Borel versions of the Local Lemma and LOCAL algorithms for graphs of finite asymptotic separation index
Anton Bernshteyn, Felix Weilacher
TL;DR
This work develops Borel analogues of the Lovász Local Lemma under finite asymptotic separation index and ties them to efficient randomized LOCAL algorithms. By introducing a shattering-based LLL and leveraging structured-graph reductions, it yields constructive Borel colorings and edge-colorings for broad classes of Borel graphs with finite asi, including Schreier graphs.
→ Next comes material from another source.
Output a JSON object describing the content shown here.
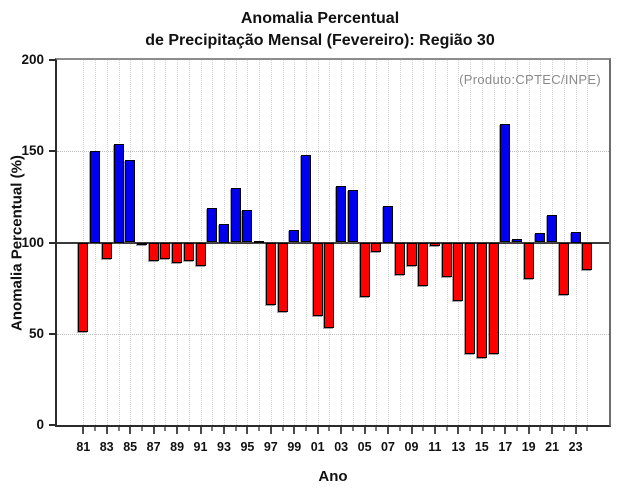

Key contributions include Borel Brooks/Johansson-type bounds, near-Delta edge-colorings, and Schreier-graph Vizing-type results, all grounded in an LLL/LOCAL pipeline that connects distributed computing to descriptive combinatorics. The results substantially broaden when and where Borel combinatorics can mirror finite/classical behavior, with implications for measurable and Baire-measurable contexts and potential for further generalizations in structured graphs and hyperfinite settings.
Abstract
Asymptotic separation index is a parameter that measures how easily a Borel graph can be approximated by its subgraphs with finite components. In contrast to the more classical notion of hyperfiniteness, asymptotic separation index is well-suited for combinatorial applications in the Borel setting. The main result of this paper is a Borel version of the Lovász Local Lemma -- a powerful general-purpose tool in probabilistic combinatorics -- under a finite asymptotic separation index assumption. As a consequence, we show that locally checkable labeling problems that are solvable by efficient randomized distributed algorithms admit Borel solutions on bounded degree Borel graphs with finite asymptotic separation index. From this we derive a number of corollaries, for example a Borel version of Brooks's theorem for graphs with finite asymptotic separation index.